Dit jaar nodigt de algemene beschouwing uit tot reflectie op de grenzen aan de mogelijkheden van de overheid om voor alle problemen een passende oplossing (of compensatie) te bieden. Vanuit de invalshoek van de slagvaardige overheid staat de Raad van State stil bij een aantal ingewikkelde maatschappelijke opgaven waar de overheid op dit moment voor staat. De Raad van State constateert dat de noodzaak van adequate oplossingen urgent is, maar dat de slagkracht van de overheid stokt. Als de overheid veel belooft, maar dat in de praktijk niet kan waarmaken, dan schaadt dat het vertrouwen dat mensen in de overheid hebben. De overheid kan ook niet al het leed oplossen. De Raad van State adviseert daarom om duidelijker te kiezen wat de overheid wel doet en wat zij niet doet.
De hoofdlijnen van de algemene beschouwing vatten wij in het eerste deel van dit blogbericht voor u samen. In het tweede deel staan wij, in het verlengde van de algemene beschouwing, stil bij het werk van de Raad van State als hoogste bestuursrechter. Wij bespreken een aantal belangwekkende uitspraken die raken aan het thema van de slagvaardige overheid.

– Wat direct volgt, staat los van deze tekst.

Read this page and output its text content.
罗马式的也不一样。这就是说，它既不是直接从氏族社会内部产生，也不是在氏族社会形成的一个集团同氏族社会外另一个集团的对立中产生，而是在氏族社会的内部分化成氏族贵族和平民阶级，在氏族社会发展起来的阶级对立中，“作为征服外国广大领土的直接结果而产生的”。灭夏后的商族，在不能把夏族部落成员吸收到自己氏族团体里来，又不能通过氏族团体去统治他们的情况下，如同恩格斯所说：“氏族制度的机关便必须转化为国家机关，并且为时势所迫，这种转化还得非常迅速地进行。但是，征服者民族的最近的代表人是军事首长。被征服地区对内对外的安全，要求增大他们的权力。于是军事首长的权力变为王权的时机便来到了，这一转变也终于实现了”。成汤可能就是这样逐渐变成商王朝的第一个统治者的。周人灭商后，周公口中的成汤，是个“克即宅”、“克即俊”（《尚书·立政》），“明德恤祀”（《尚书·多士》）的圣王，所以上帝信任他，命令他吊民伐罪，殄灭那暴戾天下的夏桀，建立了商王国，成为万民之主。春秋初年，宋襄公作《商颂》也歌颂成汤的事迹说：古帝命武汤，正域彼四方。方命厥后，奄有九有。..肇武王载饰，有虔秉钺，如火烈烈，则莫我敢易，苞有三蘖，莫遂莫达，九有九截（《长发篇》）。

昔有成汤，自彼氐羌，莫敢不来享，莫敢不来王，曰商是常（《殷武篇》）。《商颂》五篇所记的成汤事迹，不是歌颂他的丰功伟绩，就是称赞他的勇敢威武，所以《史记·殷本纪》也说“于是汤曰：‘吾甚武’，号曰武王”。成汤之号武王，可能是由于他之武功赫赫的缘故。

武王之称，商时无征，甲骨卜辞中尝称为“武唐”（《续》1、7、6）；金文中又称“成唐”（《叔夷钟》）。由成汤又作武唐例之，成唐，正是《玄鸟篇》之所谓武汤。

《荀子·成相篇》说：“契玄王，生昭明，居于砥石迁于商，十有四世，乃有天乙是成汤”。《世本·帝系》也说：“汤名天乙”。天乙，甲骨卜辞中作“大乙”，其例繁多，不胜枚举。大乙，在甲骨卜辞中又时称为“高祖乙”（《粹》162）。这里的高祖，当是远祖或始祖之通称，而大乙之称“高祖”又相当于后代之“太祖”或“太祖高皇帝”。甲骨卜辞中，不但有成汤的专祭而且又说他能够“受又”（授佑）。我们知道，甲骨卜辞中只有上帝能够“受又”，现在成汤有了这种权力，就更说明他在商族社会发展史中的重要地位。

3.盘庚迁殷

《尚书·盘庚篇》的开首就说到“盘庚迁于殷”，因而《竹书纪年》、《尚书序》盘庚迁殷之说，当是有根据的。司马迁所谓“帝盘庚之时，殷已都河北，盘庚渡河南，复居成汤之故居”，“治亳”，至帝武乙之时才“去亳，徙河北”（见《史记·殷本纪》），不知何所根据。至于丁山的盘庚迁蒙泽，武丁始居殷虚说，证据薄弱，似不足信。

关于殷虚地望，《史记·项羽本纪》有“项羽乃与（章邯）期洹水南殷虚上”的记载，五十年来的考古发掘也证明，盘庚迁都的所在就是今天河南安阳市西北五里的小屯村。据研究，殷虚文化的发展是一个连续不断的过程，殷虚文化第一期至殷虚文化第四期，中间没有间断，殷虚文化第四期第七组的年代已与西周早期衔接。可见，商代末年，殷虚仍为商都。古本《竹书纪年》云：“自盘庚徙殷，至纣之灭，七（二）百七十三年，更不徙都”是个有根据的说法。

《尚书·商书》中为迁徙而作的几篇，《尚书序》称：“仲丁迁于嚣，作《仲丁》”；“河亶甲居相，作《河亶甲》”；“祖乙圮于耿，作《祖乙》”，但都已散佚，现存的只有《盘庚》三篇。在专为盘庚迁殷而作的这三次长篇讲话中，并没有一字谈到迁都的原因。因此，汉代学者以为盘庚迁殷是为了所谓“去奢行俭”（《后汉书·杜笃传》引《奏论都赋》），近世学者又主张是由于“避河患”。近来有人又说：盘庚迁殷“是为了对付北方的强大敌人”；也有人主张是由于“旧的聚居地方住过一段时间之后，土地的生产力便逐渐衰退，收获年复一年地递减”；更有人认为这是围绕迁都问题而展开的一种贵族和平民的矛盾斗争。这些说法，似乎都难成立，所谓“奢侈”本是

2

Grote en urgente vraagstukken
De overheid staat voor grote maatschappelijke opgaven die niet alleen urgent, maar ook ingewikkeld zijn. Samenhangende vraagstukken kunnen op elkaar inwerken, zoals in het ruimtelijke domein. Soms is regelgeving nodeloos ingewikkeld, of is te weinig rekening gehouden met de uitvoerbaarheid van regelgeving of het “doenvermogen” van de burger die door de regelgeving wordt geraakt. Daarnaast is op verschillende terreinen overbelasting en onderbezetting zichtbaar: in de zorg, de bouw, bij uitvoeringsdiensten en bij de rechterlijke macht.
Van de overheid wordt verwacht dat zij slagvaardig handelt. Dat kan alleen als er duidelijke keuzes worden gemaakt: niet alles kan en zeker niet tegelijkertijd. De overheid moet niet méér beloven dan ze kan waarmaken. Dit betekent dat de overheid te grote verwachtingen moet beteugelen en een goede inschatting moet maken van het eigen “doenvermogen”. Slagvaardig handelen betekent keuzes maken en deze consequent uitvoeren. Niet iedereen zal tevreden zijn met die keuzes, maar de overheid kan niet alle situaties die als individueel onrecht worden ervaren, herstellen of verhelpen, bijvoorbeeld door het verstrekken van onverplichte tegemoetkomingen of compensaties. Dat schept ook weer verwachtingen en legt nog méér beslag op de slagkracht van de overheid.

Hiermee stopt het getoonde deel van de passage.